The origin is not clear. There are a number of theories, but none of the probable theories have anything to do with plague.
Most likely answer: the song may have been used to circumvent a religious dancing ban.
What few people realise is that the usual explanation of this rhyme being about the Black Death may be widely known, but it is also totally unsubstantiated piffle.
http://www.snopes.com/language/literary/rosie.htm
Although folklorists have been collecting and setting down in print bits of oral tradition such as nursery rhymes and fairy tales for hundreds of years, the earliest print appearance of "Ring Around the Rosie" did not occur until the publication of Kate Greenaway's Mother Goose or The Old Nursery Rhymes in 1881. For the "plague" explanation of "Ring Around the Rosie" to be true, we have to believe that children were reciting this nursery rhyme continuously for over five centuries, yet not one person in that five hundred year span found it popular enough to merit writing it down.
Children were apparently reciting this plague-inspired nursery rhyme for over six hundred years before someone finally figured out what they were talking about, as the first known mention of a plague interpretation of "Ring Around the Rosie" didn't show up until James Leasor published The Plague and the Fire in 1961.
So, what does "Ring Around the Rosie" mean, then?

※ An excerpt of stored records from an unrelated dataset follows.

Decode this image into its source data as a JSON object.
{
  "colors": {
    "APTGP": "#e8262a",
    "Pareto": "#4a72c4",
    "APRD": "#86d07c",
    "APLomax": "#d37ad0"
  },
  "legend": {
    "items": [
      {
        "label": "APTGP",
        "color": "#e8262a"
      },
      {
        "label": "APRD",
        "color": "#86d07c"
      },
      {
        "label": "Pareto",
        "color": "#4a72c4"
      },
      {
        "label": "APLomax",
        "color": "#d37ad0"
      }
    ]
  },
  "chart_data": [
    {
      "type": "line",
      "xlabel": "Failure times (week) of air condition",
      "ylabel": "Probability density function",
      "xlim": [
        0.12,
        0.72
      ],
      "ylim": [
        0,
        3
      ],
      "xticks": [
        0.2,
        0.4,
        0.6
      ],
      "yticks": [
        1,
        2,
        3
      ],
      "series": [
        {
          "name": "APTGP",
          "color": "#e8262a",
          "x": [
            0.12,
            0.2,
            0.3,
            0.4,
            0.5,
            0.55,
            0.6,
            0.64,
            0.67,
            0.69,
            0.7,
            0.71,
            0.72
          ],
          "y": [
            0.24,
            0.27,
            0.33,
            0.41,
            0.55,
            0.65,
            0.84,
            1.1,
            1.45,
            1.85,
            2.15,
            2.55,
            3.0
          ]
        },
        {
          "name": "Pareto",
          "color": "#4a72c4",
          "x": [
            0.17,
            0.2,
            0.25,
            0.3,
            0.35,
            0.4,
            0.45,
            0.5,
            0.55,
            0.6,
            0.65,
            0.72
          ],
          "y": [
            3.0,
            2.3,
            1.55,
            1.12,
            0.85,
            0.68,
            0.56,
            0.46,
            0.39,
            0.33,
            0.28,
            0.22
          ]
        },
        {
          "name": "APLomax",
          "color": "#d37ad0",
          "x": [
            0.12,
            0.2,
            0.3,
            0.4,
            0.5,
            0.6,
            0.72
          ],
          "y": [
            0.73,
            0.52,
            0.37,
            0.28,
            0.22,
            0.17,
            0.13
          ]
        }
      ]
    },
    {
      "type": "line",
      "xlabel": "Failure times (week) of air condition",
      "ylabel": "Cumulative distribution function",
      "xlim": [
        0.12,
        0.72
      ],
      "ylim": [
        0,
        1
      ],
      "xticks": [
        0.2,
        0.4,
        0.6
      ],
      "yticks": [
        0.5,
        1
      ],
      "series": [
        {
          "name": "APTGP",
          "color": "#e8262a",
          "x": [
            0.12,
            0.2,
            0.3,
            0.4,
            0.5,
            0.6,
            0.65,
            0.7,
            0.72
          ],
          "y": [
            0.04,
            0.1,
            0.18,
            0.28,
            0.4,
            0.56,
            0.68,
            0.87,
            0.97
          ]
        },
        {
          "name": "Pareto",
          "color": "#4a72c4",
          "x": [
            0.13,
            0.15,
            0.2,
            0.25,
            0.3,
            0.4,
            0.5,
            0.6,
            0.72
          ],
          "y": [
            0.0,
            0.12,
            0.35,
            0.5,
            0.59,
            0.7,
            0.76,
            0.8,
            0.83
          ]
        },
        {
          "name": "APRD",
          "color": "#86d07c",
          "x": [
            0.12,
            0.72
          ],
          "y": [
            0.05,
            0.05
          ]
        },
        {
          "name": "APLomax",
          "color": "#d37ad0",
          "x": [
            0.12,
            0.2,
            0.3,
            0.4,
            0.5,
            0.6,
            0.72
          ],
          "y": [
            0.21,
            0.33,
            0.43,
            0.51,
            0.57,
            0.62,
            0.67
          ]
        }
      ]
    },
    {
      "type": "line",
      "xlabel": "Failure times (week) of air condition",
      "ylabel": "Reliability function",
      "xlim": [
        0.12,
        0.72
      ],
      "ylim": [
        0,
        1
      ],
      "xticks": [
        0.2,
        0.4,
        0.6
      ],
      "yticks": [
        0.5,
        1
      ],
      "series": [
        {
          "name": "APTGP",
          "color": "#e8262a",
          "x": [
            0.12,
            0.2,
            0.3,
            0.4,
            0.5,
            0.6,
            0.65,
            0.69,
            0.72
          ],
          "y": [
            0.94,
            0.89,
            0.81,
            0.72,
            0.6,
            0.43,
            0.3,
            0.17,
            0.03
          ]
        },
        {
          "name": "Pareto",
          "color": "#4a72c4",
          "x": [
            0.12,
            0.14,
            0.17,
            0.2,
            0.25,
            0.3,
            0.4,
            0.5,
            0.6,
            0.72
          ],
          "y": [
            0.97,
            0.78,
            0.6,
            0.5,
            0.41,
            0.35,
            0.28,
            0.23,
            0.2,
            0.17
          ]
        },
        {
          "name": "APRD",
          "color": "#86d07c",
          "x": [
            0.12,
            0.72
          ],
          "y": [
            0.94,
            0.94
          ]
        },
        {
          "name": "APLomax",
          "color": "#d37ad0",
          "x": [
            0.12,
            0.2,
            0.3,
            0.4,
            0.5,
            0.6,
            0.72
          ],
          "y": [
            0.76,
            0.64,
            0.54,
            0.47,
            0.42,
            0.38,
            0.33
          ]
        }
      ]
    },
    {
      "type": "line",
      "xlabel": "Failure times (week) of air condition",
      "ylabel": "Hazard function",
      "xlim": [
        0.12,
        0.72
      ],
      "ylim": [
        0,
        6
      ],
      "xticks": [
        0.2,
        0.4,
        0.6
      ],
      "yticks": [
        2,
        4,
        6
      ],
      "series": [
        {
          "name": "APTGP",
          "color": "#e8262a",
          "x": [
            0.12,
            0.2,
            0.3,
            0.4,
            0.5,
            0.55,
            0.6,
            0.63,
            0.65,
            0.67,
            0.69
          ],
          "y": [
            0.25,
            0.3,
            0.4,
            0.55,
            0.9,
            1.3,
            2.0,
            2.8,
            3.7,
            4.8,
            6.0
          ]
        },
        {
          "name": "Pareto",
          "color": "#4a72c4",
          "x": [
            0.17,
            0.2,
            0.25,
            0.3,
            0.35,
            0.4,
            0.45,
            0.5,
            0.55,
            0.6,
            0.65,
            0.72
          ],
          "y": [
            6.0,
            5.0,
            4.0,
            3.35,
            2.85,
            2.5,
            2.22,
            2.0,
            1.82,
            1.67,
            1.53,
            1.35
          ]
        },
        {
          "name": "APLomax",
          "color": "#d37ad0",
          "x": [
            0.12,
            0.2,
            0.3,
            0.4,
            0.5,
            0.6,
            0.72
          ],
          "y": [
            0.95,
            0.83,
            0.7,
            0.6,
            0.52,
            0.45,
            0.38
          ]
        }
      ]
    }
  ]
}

Folklorist Philip Hiscock suggests:
The more likely explanation is to be found in the religious ban on dancing among many Protestants in the nineteenth century, in Britain as well as here in North America. Adolescents found a way around the dancing ban with what was called in the United States the "play-party." Play-parties consisted of ring games which differed from square dances only in their name and their lack of musical accompaniment.